Gas exports have risen more than 50% since 2010. By 2020, it is estimated by the Energy Department that country will be the world’s 3rd largest producer of liquefied natural gas for export by that year, trailing Australia and Qatar. The majority of the exported gas is now sent via pipes to Mexico and Canada. It is expected that Asian counties such as Singapore and South Korea will be new markets soon.
Victor Davis Hanson, a Senior Fellow at the Hoover Institution, has written the gradual displacement of coal by natural gas from electrical production will not only help clean the American atmosphere (it has started already), but also create an industry of coal exportation to the fast growing, energy hungry, resource poor countries of China and India. It also has the additional benefit of reducing our trade imbalance with China.

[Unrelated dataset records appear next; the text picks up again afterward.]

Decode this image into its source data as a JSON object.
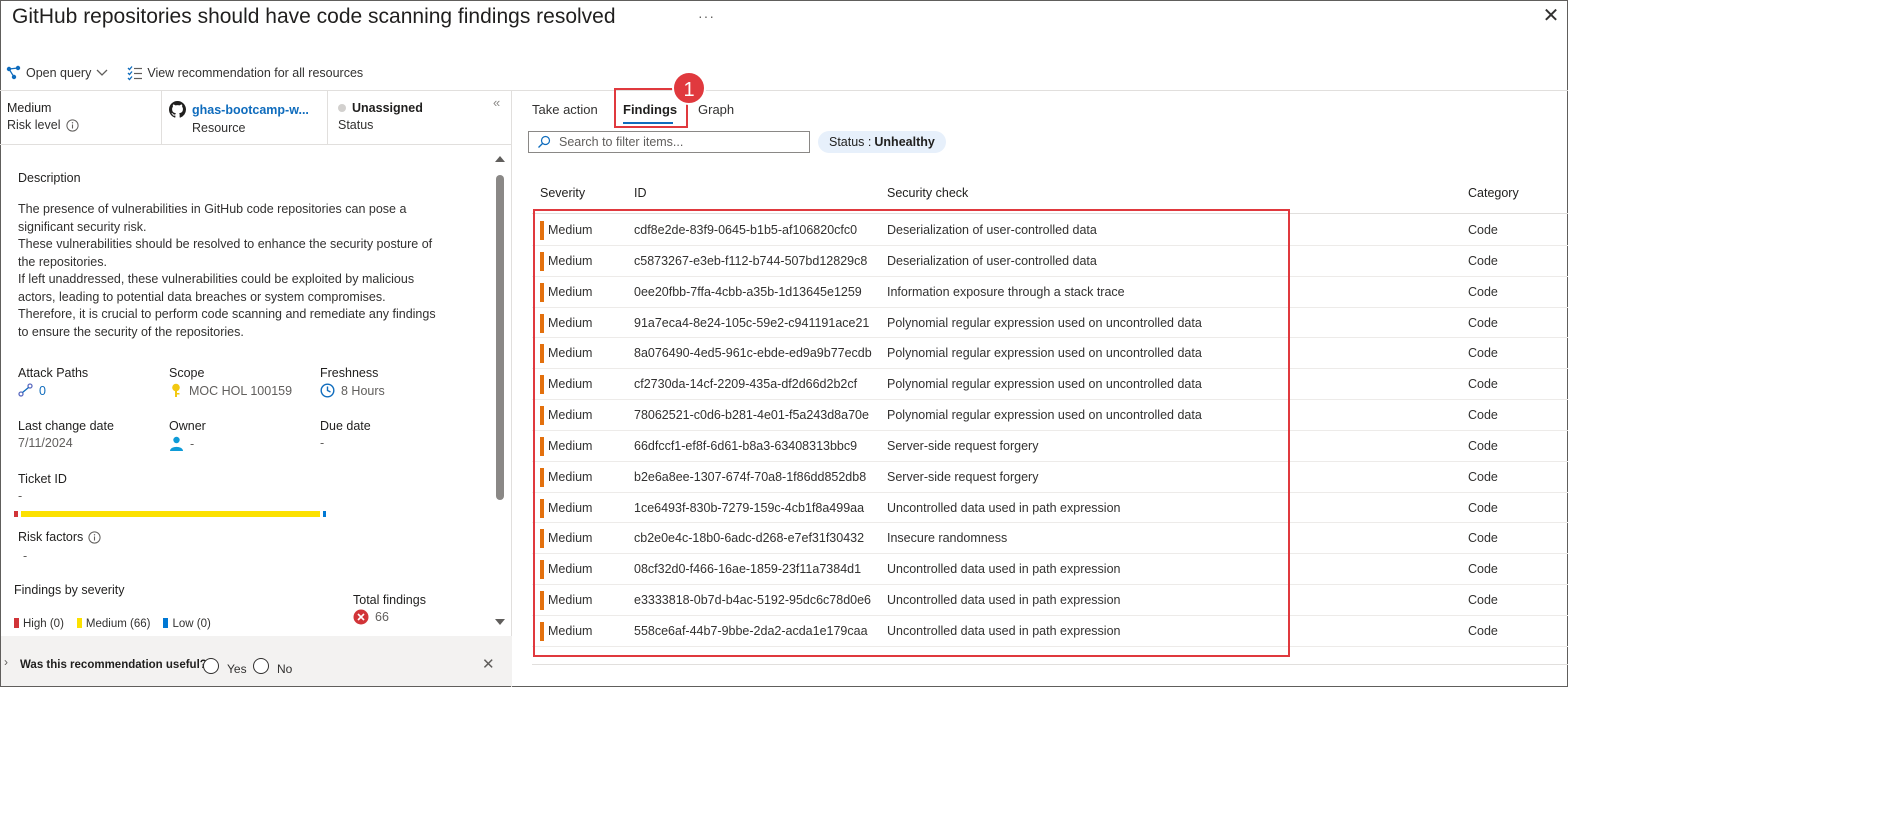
{
  "header": {
    "title": "GitHub repositories should have code scanning findings resolved",
    "more_label": "···",
    "close_label": "✕"
  },
  "toolbar": {
    "open_query_label": "Open query",
    "view_all_label": "View recommendation for all resources"
  },
  "meta": {
    "risk_level_value": "Medium",
    "risk_level_label": "Risk level",
    "resource_value": "ghas-bootcamp-w...",
    "resource_label": "Resource",
    "status_value": "Unassigned",
    "status_label": "Status"
  },
  "details": {
    "description_title": "Description",
    "description_lines": [
      "The presence of vulnerabilities in GitHub code repositories can pose a",
      "significant security risk.",
      "These vulnerabilities should be resolved to enhance the security posture of",
      "the repositories.",
      "If left unaddressed, these vulnerabilities could be exploited by malicious",
      "actors, leading to potential data breaches or system compromises.",
      "Therefore, it is crucial to perform code scanning and remediate any findings",
      "to ensure the security of the repositories."
    ],
    "attack_paths_label": "Attack Paths",
    "attack_paths_value": "0",
    "scope_label": "Scope",
    "scope_value": "MOC HOL 100159",
    "freshness_label": "Freshness",
    "freshness_value": "8 Hours",
    "last_change_label": "Last change date",
    "last_change_value": "7/11/2024",
    "owner_label": "Owner",
    "owner_value": "-",
    "due_date_label": "Due date",
    "due_date_value": "-",
    "ticket_label": "Ticket ID",
    "ticket_value": "-",
    "risk_factors_label": "Risk factors",
    "risk_factors_value": "-",
    "findings_by_severity_label": "Findings by severity",
    "severity_counts": {
      "high": 0,
      "medium": 66,
      "low": 0
    },
    "legend_high": "High (0)",
    "legend_medium": "Medium (66)",
    "legend_low": "Low (0)",
    "total_findings_label": "Total findings",
    "total_findings_value": "66"
  },
  "feedback": {
    "question": "Was this recommendation useful?",
    "yes": "Yes",
    "no": "No"
  },
  "tabs": [
    "Take action",
    "Findings",
    "Graph"
  ],
  "active_tab": "Findings",
  "annotation_number": "1",
  "filter": {
    "placeholder": "Search to filter items...",
    "status_key": "Status :",
    "status_value": "Unhealthy"
  },
  "table": {
    "columns": [
      "Severity",
      "ID",
      "Security check",
      "Category"
    ],
    "rows": [
      [
        "Medium",
        "cdf8e2de-83f9-0645-b1b5-af106820cfc0",
        "Deserialization of user-controlled data",
        "Code"
      ],
      [
        "Medium",
        "c5873267-e3eb-f112-b744-507bd12829c8",
        "Deserialization of user-controlled data",
        "Code"
      ],
      [
        "Medium",
        "0ee20fbb-7ffa-4cbb-a35b-1d13645e1259",
        "Information exposure through a stack trace",
        "Code"
      ],
      [
        "Medium",
        "91a7eca4-8e24-105c-59e2-c941191ace21",
        "Polynomial regular expression used on uncontrolled data",
        "Code"
      ],
      [
        "Medium",
        "8a076490-4ed5-961c-ebde-ed9a9b77ecdb",
        "Polynomial regular expression used on uncontrolled data",
        "Code"
      ],
      [
        "Medium",
        "cf2730da-14cf-2209-435a-df2d66d2b2cf",
        "Polynomial regular expression used on uncontrolled data",
        "Code"
      ],
      [
        "Medium",
        "78062521-c0d6-b281-4e01-f5a243d8a70e",
        "Polynomial regular expression used on uncontrolled data",
        "Code"
      ],
      [
        "Medium",
        "66dfccf1-ef8f-6d61-b8a3-63408313bbc9",
        "Server-side request forgery",
        "Code"
      ],
      [
        "Medium",
        "b2e6a8ee-1307-674f-70a8-1f86dd852db8",
        "Server-side request forgery",
        "Code"
      ],
      [
        "Medium",
        "1ce6493f-830b-7279-159c-4cb1f8a499aa",
        "Uncontrolled data used in path expression",
        "Code"
      ],
      [
        "Medium",
        "cb2e0e4c-18b0-6adc-d268-e7ef31f30432",
        "Insecure randomness",
        "Code"
      ],
      [
        "Medium",
        "08cf32d0-f466-16ae-1859-23f11a7384d1",
        "Uncontrolled data used in path expression",
        "Code"
      ],
      [
        "Medium",
        "e3333818-0b7d-b4ac-5192-95dc6c78d0e6",
        "Uncontrolled data used in path expression",
        "Code"
      ],
      [
        "Medium",
        "558ce6af-44b7-9bbe-2da2-acda1e179caa",
        "Uncontrolled data used in path expression",
        "Code"
      ]
    ]
  },
  "colors": {
    "accent": "#0f6cbd",
    "severity_medium": "#e3700d",
    "severity_high": "#d13438",
    "severity_low": "#0078d4",
    "medium_bar": "#fce100",
    "highlight": "#e0393e"
  },
  "icons": {
    "open_query": "query-graph-icon",
    "view_all": "list-check-icon",
    "resource": "github-icon",
    "attack_paths": "attack-path-icon",
    "scope": "key-icon",
    "freshness": "clock-icon",
    "owner": "person-icon",
    "total_findings": "error-circle-icon",
    "search": "search-icon"
  }
}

Companies are always attracted to inexpensive fuel sources and this transformation will help U.S. companies already here and attract additional companies from energy-dependent industries such as those in the petrochemicals, fertilizers, and steel and aluminum production. This is good news to both U.S. consumers of energy and the U.S. workforce.
You should continue to focus on the long-term benefits of investing in the great companies in the U.S. and overseas who will be the beneficiaries of this transformation. Own stocks for the long-term.